Causal Clustering for 1-Factor Measurement Models on Data with Various Types

TL;DR

This paper extends the applicability of tetrad-based causal discovery algorithms to mixed data types, including discrete and continuous variables, by proving the validity of tetrad constraints in these cases and demonstrating their effectiveness through simulations.

Contribution

It proves that tetrad constraints can be used for causal clustering in mixed data types, broadening the scope of existing algorithms beyond Gaussian and binary cases.

Findings

FOFC performs well on mixed data in simulations

Tetrad constraints are valid for mixed data types

Algorithms can detect latent variables in diverse data types

Abstract

The tetrad constraint is a condition of which the satisfaction signals a rank reduction of a covariance submatrix and is used to design causal discovery algorithms that detects the existence of latent (unmeasured) variables, such as FOFC. Initially such algorithms only work for cases where the measured and latent variables are all Gaussian and have linear relations (Gaussian-Gaussian Case). It has been shown that a unidimentional latent variable model implies tetrad constraints when the measured and latent variables are all binary (Binary-Binary case).

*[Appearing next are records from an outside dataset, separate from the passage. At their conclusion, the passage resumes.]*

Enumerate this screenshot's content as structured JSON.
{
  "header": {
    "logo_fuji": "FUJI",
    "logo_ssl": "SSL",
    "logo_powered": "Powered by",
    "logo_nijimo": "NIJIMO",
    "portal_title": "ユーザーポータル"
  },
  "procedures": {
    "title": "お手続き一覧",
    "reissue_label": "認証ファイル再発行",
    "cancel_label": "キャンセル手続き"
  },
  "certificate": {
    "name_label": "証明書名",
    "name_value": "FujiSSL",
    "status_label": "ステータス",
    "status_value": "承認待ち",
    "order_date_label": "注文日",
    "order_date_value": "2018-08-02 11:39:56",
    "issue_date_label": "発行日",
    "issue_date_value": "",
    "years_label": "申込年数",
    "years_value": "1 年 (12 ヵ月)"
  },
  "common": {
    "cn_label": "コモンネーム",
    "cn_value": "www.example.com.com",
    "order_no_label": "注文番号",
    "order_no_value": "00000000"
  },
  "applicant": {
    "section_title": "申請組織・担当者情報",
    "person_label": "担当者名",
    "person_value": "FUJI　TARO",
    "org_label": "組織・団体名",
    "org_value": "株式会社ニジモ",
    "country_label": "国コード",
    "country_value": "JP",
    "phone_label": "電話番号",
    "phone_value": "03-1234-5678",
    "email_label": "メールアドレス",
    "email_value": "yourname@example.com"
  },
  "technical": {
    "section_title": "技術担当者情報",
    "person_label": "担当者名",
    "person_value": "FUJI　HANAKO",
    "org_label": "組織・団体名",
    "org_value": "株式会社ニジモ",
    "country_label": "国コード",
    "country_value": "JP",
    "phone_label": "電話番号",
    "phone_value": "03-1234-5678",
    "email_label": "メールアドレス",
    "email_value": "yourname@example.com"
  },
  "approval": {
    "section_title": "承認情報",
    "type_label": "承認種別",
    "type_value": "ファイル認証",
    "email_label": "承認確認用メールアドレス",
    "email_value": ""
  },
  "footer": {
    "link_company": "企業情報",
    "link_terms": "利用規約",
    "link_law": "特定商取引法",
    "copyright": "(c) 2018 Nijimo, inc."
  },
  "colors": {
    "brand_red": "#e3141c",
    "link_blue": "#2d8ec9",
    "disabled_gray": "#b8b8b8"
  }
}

This paper proves that the tetrad constraint can also be entailed when the measured variables are of mixed data types and when the measured variables are discrete and the latent common causes are continuous, which implies that any clustering algorithm relying on this constraint can work on those cases. Each case is shown with an example and a proof. The performance of FOFC on mixed data is shown by simulation studies and is compared with some algorithms with similar functions.